One night, mom and dad managed to drag everyone over to see my apartment. I don’t know why they insist showing the family that at 23 I’m still far too irresponsible to take out my recycling in a timely fashion or vacuum regularly, but they do. We ended up having drinks at the bar that’s in my building, The Beer Authority. If you’re ever in Lake City and want some delicious brews, go there. It’s like Narnia and Beer Fest had a love child then put it in my place of residence with giant Jenga. I can’t under hype the greatness that is giant Jenga, you guys. It’s awesome.

The owner of this little spot, Burke, saw me walk in with a giant troupe of older people and a baby. I told him it was my family and they were in town visiting. So he came over to serve us and introduce himself to everyone. Pat had a hard time understanding him…

Pat: What’s your name again?
Burke: Burke.
Pat: Burt? Like Burt Reynolds?
Burke: *laughs* I wish that was my name!

Bob spent the evening people watching. Lake City draws a pretty interesting crowd, to say the least. One of the other regulars is the reason I have a “no making out with anyone at The Beer Authority” rule. I’m sure you can figure out the backstory. It’s not one that I’m either proud of or willing to share. But let’s be honest…EVERYONE has drunkenly made out with someone that they later regret. Don’t lie to yourself…we’ve all been there. You can admit it. This is a safe place.

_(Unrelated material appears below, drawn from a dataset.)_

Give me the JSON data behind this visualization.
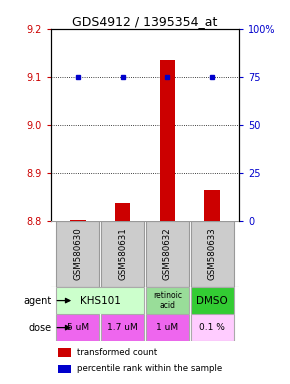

At any rate, Bob leaned over to comment on this particular gentleman’s appearance.

Bob: See that person up at the bar, in the black hat and sweatshirt?
Sara: Yep, why?
Bob: I’ve figured it out now, but when he first walked in I thought to myself “Is that a man or a woman?” Then I saw that pathetic excuse for a beard, and I figured it out. Some of these young kids these days…*laughs*.
Sara: (While Lindsay, knowing who the guy is, snickers)…goddamnit Bob.
Bob: What, the kid looks womanly! It’s not my fault I was confused.
Sara:...I know.
*Lindsay continues to snicker*

At at table across from us, there was a group of people who appeared to be deaf, as they were having a conversation in sign language. Dad, thinking it was interesting, pointed it out to us. Literally.
Dad: I think all these people at that table are deaf because they're talking in sign language.
Lindsay: Dad, just because they're deaf doesn't mean they can't see you pointing at them. And I noticed them when we sat down.
Dad: No you didn't. I saw them first. I am the Ayatollah. I am all-seeing.

Did we mention we brought a baby to a bar?

This last weekend, we all took a trip down to Lindsay’s for empanadas and Sara was one of the designated drivers. She had the pleasure of taking Dad and Bob down…both of whom were very drunk by the time we left (at 4:30 in the afternoon) and passed a can of Bud Light around the car like we were 17 again. The whole hour and fifteen minutes, Bob wouldn’t stop asking “are we there yet?” while Dad kept harassing me with Batdad impressions. If you haven’t seen Batdad, go here: http://www.youtube.com/watch?v=YlVi0noRr-o

Here are some excerpts of dinner conversation while at Lindsay’s:

Mom: Pat, how do you like it?
Pat: It’s good.
Mom: Do you ever say anything is better than good?! You said the king salmon at Anthony’s was just good. The bloody mary was just good. Everything’s just good to you!
Pat: Well they all WERE good.  

Dad: (watching a commercial for FIFA 14) There’s a soccer video game?! Holy shit!
Sara: There are 13 other ones too.
Dad: I didn’t think anyone liked soccer enough in this country!
Sara: Apparently they do!
Dad: Why don’t you buy that?
Sara: Because I suck at video games.
Dad: Why?
Sara: Because you never let me buy or play any when I was a kid. Something silly about playing outside or reading books or whatever.
Dad: Well now you can buy that one and 14 cats, then play it all day in your apartment and never leave. That’s how you want your life to go, right?
Sara:…I’d pretend to be offended if that didn’t actually sound appealing.